Hi,

this is due to a calling convention in x64 which requires the stack to be 16 bytes aligned before any call instruction. This is not (to my knwoledge) a hardware requirement but a software one. This provides a way to be sure that when entering a function (that is, after a call instruction), the value of the stack pointer is always 8 modulo 16. Thus permitting simple data alignement and storage/reads from aligned location in stack.

Regards,

Matthieu

Thank you very much!

In particular, 16-byte stack alignment avoids the need to insert conditional code to align SSE objects, both when allocating stack, and when entering SSE loops. This avoids the run-time failures seen on 32-bit systems when a gcc compiled function is called by one compiled by another compiler. Also, it avoids the alignment-dependent numerical differences incurred by differing loop alignment adjustments.

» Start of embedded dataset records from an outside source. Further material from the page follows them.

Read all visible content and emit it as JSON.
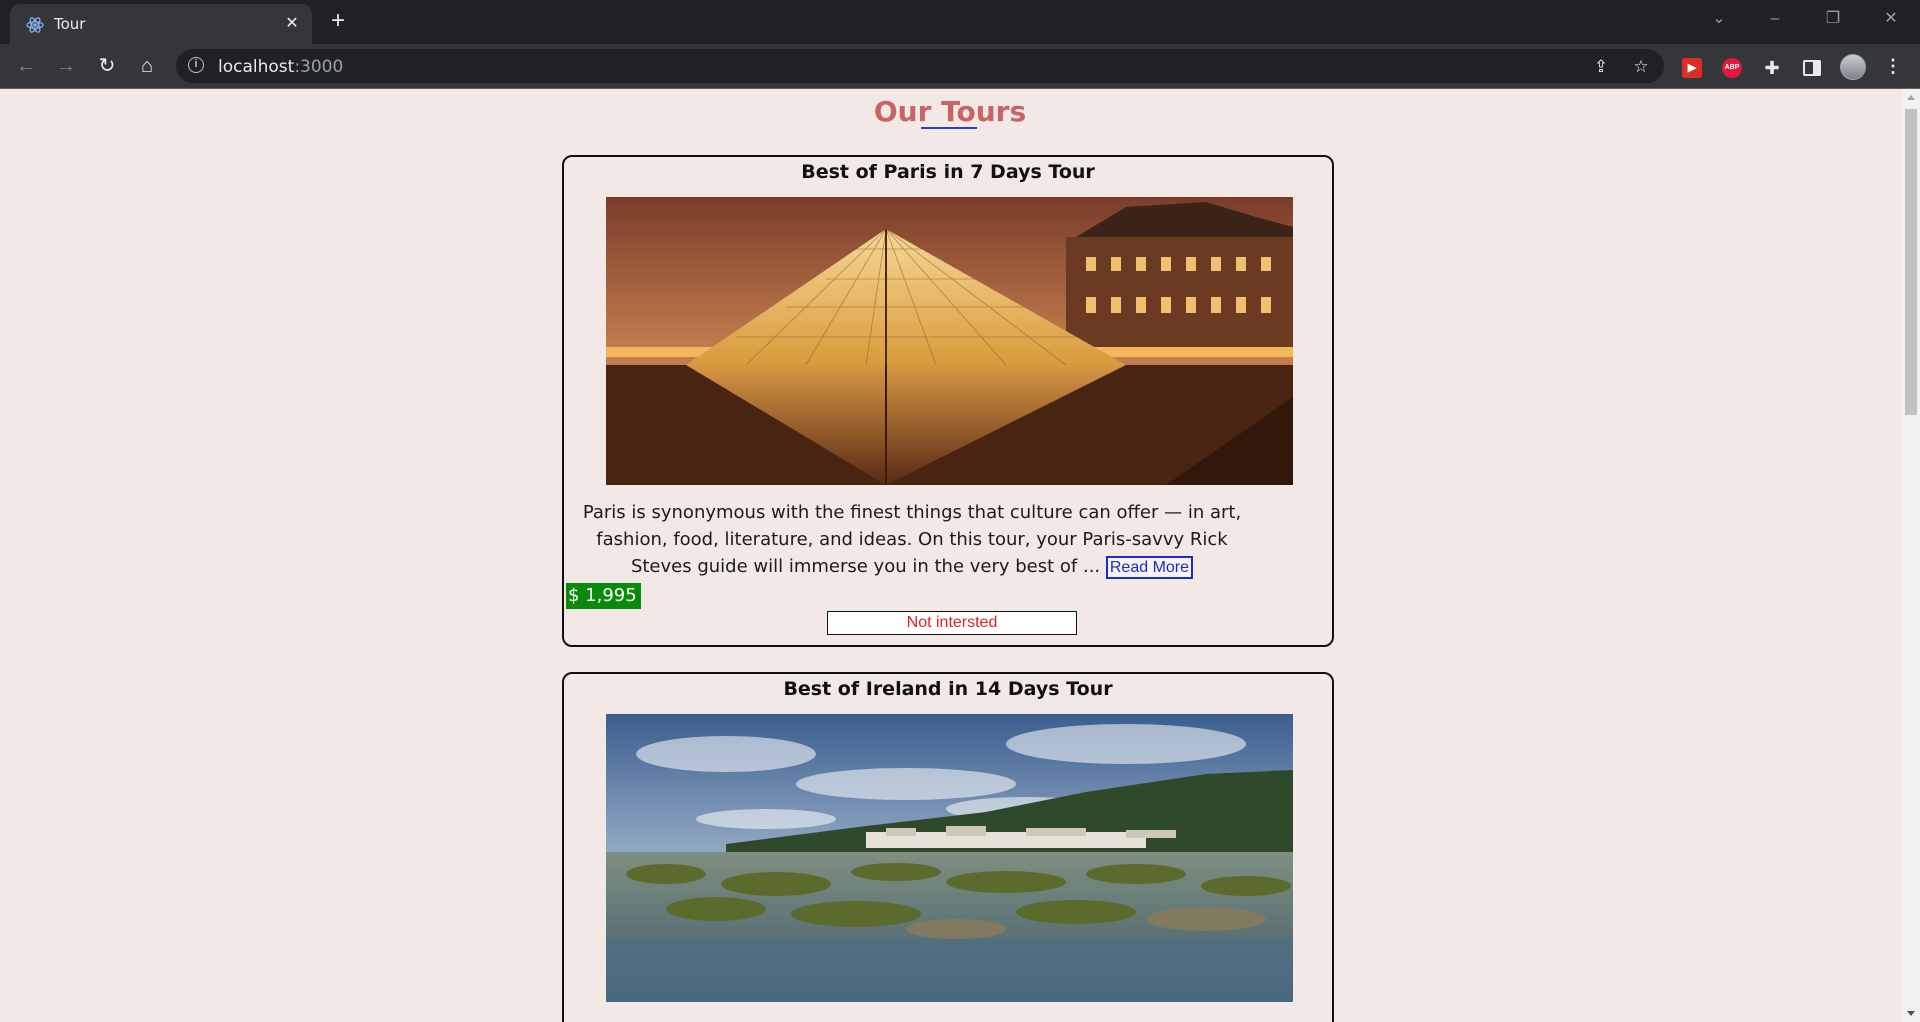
{
  "browser": {
    "tab_title": "Tour",
    "url_host": "localhost",
    "url_port": ":3000",
    "icons": {
      "favicon": "react-atom-icon",
      "close": "close-icon",
      "new_tab": "plus-icon",
      "back": "arrow-left-icon",
      "forward": "arrow-right-icon",
      "reload": "reload-icon",
      "home": "home-icon",
      "site_info": "info-icon",
      "share": "share-icon",
      "bookmark": "star-icon",
      "menu": "more-vertical-icon"
    },
    "extensions": [
      "red-extension-icon",
      "adblock-plus-icon",
      "puzzle-icon",
      "side-panel-icon"
    ],
    "abp_label": "ABP"
  },
  "page": {
    "heading": "Our Tours",
    "colors": {
      "background": "#f2e8e6",
      "heading": "#c86464",
      "underline": "#2b3fc8",
      "price_bg": "#0a8a0a",
      "not_interested_text": "#e0202a",
      "read_more": "#1d2bc6"
    }
  },
  "tours": [
    {
      "title": "Best of Paris in 7 Days Tour",
      "image": "louvre-pyramid-night-photo",
      "description": "Paris is synonymous with the finest things that culture can offer — in art, fashion, food, literature, and ideas. On this tour, your Paris-savvy Rick Steves guide will immerse you in the very best of ...",
      "read_more_label": "Read More",
      "price": "$ 1,995",
      "not_interested_label": "Not intersted"
    },
    {
      "title": "Best of Ireland in 14 Days Tour",
      "image": "ireland-coast-photo"
    }
  ]
}
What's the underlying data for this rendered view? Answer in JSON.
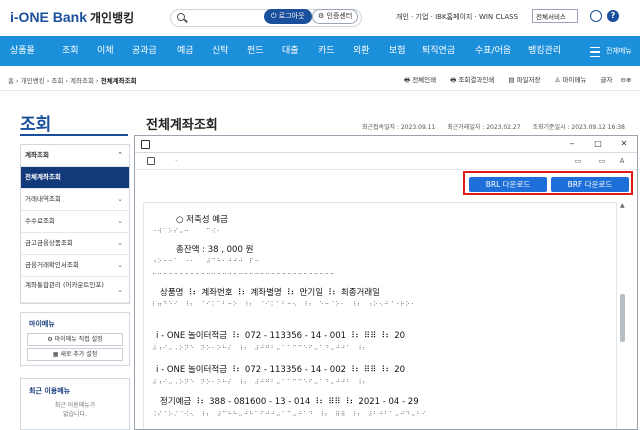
{
  "header": {
    "logo": "i-ONE Bank",
    "logo_sub": "개인뱅킹",
    "login": "로그아웃",
    "cert": "인증센터",
    "links": "개인 · 기업 · IBK홈페이지 · WIN CLASS",
    "select": "전체서비스"
  },
  "gnb": {
    "items": [
      "상품몰",
      "조회",
      "이체",
      "공과금",
      "예금",
      "신탁",
      "펀드",
      "대출",
      "카드",
      "외환",
      "보험",
      "퇴직연금",
      "수표/어음",
      "뱅킹관리"
    ],
    "all_label": "전체메뉴"
  },
  "breadcrumb": {
    "path": "홈 › 개인뱅킹 › 조회 › 계좌조회 › ",
    "current": "전체계좌조회",
    "tools": [
      "전체인쇄",
      "조회결과인쇄",
      "파일저장",
      "마이메뉴",
      "글자"
    ]
  },
  "lnb": {
    "title": "조회",
    "items": [
      {
        "label": "계좌조회",
        "state": "open",
        "chev": "⌃"
      },
      {
        "label": "전체계좌조회",
        "state": "sel",
        "chev": ""
      },
      {
        "label": "거래내역조회",
        "state": "",
        "chev": "⌄"
      },
      {
        "label": "수수료조회",
        "state": "",
        "chev": "⌄"
      },
      {
        "label": "금고금융상품조회",
        "state": "",
        "chev": "⌄"
      },
      {
        "label": "금융거래확인서조회",
        "state": "",
        "chev": "⌄"
      },
      {
        "label": "계좌통합관리 (어카운트인포)",
        "state": "tall",
        "chev": "⌄"
      }
    ]
  },
  "mymenu": {
    "title": "마이메뉴",
    "btn1": "마이메뉴 직접 설정",
    "btn2": "새로 추가 설정"
  },
  "recent": {
    "title": "최근 이용메뉴",
    "msg1": "최근 이용메뉴가",
    "msg2": "없습니다."
  },
  "page": {
    "title": "전체계좌조회",
    "dates": [
      "최근접속일자 : 2023.09.11",
      "최근거래일자 : 2023.02.27",
      "조회기준일시 : 2023.09.12 16:38"
    ]
  },
  "viewer": {
    "window_buttons": [
      "‒",
      "□",
      "✕"
    ],
    "dot": "·",
    "tools": [
      "▭",
      "▭",
      "A"
    ],
    "brl_label": "BRL 다운로드",
    "brf_label": "BRF 다운로드",
    "scroll_up": "▲",
    "lines": [
      {
        "kind": "txt",
        "text": "○  저축성      예금"
      },
      {
        "kind": "br",
        "text": "⠐⠺⠁⠕⠎⠤⠒⠀⠀⠀⠉⠪⠂"
      },
      {
        "kind": "txt",
        "text": "총잔액   :    38  , 000 원"
      },
      {
        "kind": "br",
        "text": "⠰⠕⠒⠒⠁⠀⠐⠂⠀⠀⠼⠉⠓⠂⠚⠚⠚⠀⠏⠒"
      },
      {
        "kind": "br",
        "text": "⠒⠒⠒⠒⠒⠒⠒⠒⠒⠒⠒⠒⠒⠒⠒⠒⠒⠒⠒⠒⠒⠒⠒⠒⠒⠒⠒⠒⠒⠒⠒⠒⠒⠒"
      },
      {
        "kind": "txt",
        "text": "상품명       ⠸⠆  계좌번호      ⠸⠆  계좌별명      ⠸⠆  만기일      ⠸⠆  최종거래일"
      },
      {
        "kind": "br",
        "text": "⠇⠶⠙⠑⠊⠀⠸⠆⠀⠈⠊⠅⠁⠃⠒⠕⠀⠸⠆⠀⠈⠊⠅⠁⠃⠒⠢⠀⠸⠆⠀⠑⠒⠈⠕⠂⠀⠸⠆⠀⠰⠕⠢⠚⠈⠐⠗⠕⠂"
      },
      {
        "kind": "txt",
        "text": "  i - ONE      놀이터적금          ⠸⠆  072   - 113356   - 14 - 001    ⠸⠆  ⠿⠿  ⠸⠆  20"
      },
      {
        "kind": "br",
        "text": "⠼⠰⠊⠤⠠⠕⠝⠑⠀⠝⠕⠂⠕⠓⠎⠀⠸⠆⠀⠼⠚⠛⠃⠤⠁⠁⠉⠉⠑⠋⠤⠁⠙⠤⠚⠚⠁⠀⠸⠆"
      },
      {
        "kind": "txt",
        "text": "  i - ONE      놀이터적금          ⠸⠆  072   - 113356   - 14 - 002    ⠸⠆  ⠿⠿  ⠸⠆  20"
      },
      {
        "kind": "br",
        "text": "⠼⠰⠊⠤⠠⠕⠝⠑⠀⠝⠕⠂⠕⠓⠎⠀⠸⠆⠀⠼⠚⠛⠃⠤⠁⠁⠉⠉⠑⠋⠤⠁⠙⠤⠚⠚⠃⠀⠸⠆"
      },
      {
        "kind": "txt",
        "text": "정기예금         ⠸⠆  388   - 081600   - 13 - 014    ⠸⠆  ⠿⠿  ⠸⠆  2021    - 04 - 29"
      },
      {
        "kind": "br",
        "text": "⠨⠎⠈⠕⠌⠈⠪⠢⠀⠸⠆⠀⠼⠉⠓⠓⠤⠚⠓⠁⠋⠚⠚⠤⠁⠉⠤⠚⠁⠙⠀⠸⠆⠀⠿⠿⠀⠸⠆⠀⠼⠃⠚⠃⠁⠤⠚⠙⠤⠃⠊"
      }
    ]
  }
}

32-bit linux in the past provided 8-byte alignment (pointers set to 8 modulo 16) so as to handle 64-bit objects efficiently. Certain 32-bit compilers for Windows "optimized" for varying alignment by avoiding the use of 64- and 128-bit moves.

x64 compilers can assume the presence of SSE registers, which on Windows have a calling convention associated with them (XMM6-15 are nonvolatile, aka callee-save). By maintaining a known stack alignment at the entry of functions, the compiler can safely use the more efficientmovdqa to save the nonvolatile registers rather than using the unaligned movdqu version.